With Oslo, complete disregard to the welfare of residents became the norm. Israeli authorities have shirked all responsibility for what is happening to residents, and their only concern is to ensure that they do not die en masse (not because they care, but because it would create a diplomatic problem). Hence, a supply of limited electricity or fuel or allowing a limited supply of food aid by international agencies, calculated to be just enough to prevent mass starvation or total infrastructural collapse.
(A comment: the only face of the state displayed there is that of the repressive apparatuses, there is no other state machinery which may be ‘taken over,’ in the way in which ‘liberated zones’ were established in other conflict situations in which liberation movements took over municipalities, communities, schools, media. The repressive apparatuses may be hampered in their operations or destroyed, but they cannot be converted. Hence, the notion that there is ‘one state’ already, and the task is to democratize it, misses the point. All state functions that potentially could be taken over and democratized have withdrawn from the OPTs, and their counterparts inside Israel are totally inaccessible to residents of the OPTs, though they are accessible to Israeli Palestinians.)

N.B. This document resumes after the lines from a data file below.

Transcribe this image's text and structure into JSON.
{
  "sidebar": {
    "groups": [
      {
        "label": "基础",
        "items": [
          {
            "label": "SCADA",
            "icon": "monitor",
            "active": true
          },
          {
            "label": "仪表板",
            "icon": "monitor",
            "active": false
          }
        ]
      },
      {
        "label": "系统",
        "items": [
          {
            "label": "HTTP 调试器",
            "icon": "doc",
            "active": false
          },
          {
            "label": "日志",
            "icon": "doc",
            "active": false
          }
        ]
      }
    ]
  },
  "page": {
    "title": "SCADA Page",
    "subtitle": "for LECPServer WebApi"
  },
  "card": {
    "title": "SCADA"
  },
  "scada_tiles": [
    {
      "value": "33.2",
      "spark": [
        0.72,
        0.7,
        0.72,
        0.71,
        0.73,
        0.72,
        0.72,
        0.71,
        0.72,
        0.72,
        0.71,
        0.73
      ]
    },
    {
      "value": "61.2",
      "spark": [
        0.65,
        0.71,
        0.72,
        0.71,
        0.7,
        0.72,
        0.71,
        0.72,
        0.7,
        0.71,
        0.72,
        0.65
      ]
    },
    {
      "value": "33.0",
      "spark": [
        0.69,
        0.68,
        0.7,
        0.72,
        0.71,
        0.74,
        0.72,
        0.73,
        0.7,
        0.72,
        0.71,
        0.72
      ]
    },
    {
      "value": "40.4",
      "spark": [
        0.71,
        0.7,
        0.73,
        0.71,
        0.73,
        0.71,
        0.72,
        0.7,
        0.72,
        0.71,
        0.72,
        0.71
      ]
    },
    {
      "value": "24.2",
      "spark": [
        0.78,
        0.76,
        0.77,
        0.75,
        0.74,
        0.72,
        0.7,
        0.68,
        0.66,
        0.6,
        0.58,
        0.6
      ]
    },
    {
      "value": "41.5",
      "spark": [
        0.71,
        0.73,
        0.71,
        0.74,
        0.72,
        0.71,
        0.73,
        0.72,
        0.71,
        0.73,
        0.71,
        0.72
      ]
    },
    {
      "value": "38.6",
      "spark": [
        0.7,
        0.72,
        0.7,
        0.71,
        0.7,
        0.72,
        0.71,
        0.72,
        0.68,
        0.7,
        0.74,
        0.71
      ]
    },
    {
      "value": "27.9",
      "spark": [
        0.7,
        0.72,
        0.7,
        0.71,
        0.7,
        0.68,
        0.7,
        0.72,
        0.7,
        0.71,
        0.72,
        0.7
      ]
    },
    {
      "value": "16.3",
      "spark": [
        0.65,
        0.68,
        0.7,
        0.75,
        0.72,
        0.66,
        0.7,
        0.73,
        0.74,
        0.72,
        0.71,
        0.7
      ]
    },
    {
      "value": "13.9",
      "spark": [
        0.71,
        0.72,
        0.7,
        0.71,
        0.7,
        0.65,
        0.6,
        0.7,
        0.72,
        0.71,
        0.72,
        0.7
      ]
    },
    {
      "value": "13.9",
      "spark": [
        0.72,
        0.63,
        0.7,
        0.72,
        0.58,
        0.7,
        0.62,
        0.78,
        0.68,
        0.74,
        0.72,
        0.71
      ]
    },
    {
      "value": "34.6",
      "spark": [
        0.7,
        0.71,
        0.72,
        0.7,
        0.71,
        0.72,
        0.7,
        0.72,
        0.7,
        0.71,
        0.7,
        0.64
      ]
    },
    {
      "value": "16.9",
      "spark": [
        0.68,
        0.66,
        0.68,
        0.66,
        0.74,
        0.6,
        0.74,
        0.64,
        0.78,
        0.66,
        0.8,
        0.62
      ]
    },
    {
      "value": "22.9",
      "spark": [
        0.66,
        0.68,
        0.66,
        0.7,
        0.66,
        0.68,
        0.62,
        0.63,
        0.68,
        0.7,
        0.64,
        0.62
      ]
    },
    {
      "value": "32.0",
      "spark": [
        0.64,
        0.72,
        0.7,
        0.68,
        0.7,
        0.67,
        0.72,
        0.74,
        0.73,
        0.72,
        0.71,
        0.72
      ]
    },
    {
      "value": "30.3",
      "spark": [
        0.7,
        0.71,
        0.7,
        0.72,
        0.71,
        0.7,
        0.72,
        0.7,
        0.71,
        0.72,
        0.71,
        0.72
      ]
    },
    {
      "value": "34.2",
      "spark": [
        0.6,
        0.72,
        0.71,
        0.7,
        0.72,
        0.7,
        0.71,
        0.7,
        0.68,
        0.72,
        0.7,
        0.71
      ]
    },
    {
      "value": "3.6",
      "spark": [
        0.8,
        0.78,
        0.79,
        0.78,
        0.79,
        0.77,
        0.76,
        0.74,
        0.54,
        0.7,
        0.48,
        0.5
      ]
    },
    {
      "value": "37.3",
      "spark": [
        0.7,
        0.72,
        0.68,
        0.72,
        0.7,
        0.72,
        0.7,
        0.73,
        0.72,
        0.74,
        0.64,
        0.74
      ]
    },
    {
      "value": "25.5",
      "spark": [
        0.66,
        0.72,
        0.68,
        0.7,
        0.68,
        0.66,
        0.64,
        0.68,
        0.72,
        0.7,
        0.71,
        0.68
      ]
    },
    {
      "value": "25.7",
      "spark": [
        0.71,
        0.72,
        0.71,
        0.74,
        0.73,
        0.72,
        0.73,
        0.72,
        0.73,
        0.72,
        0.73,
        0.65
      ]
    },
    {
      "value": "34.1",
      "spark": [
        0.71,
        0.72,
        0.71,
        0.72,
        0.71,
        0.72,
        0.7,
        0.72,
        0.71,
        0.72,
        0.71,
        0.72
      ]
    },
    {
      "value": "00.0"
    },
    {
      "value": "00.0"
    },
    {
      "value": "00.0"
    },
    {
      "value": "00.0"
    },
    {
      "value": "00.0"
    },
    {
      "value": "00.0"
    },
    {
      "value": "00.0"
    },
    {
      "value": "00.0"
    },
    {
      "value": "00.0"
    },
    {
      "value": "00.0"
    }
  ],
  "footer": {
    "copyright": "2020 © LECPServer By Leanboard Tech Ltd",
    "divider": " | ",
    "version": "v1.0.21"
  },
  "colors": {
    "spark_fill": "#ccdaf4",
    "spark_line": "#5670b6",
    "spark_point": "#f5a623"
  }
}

(5) While in the OPTs the distinction between citizen (soldier, settler) and non-citizen is paramount, within pre-67 Israel the distinction between Jew and Arab is crucial. In the OPTs both distinctions overlap but not so in Israel. This tension between the citizenship and ethnic principles opens up opportunities for change. Israeli Palestinians are discriminated against but are not subject to the same system of domination as their OPTs counterparts. They CAN exercise their citizenship rights to struggle for greater and more meaningful political and social integration as equals. And, in their struggle, they can also open the way for changing the regime itself. OPT residents can mount resistance to the occupation, but the road to changing the regime itself is blocked, because they are forcibly excluded from it, and have no effective leverage from their external position.
(A comment: my sense of all that is that regime change hinges on the success of changing Israel from within through the joint efforts of Israeli Palestinians and their Jewish allies. A change there will also open possibilities for overall change in the nature of the regime. Because the regime has successfully ‘externalized’ the OPTs from the consciousness of its citizens by presenting them as a ‘security’ rather than political issue, the struggles are almost completely separate. This was not the case before 1987: Ironically, the situation between 1967 and 1987 resembled apartheid SA much more than it does now, even though the analogy to SA is used much more now than before. But this is almost entirely due to the perceived success of the SA struggle — hence its elevation into a ‘model’ — rather than to serious analytical work.)
(6) There is much more but the book needs to be read and discussed directly.
Ran Greenstein is an Israeli-born academic based in South Africa.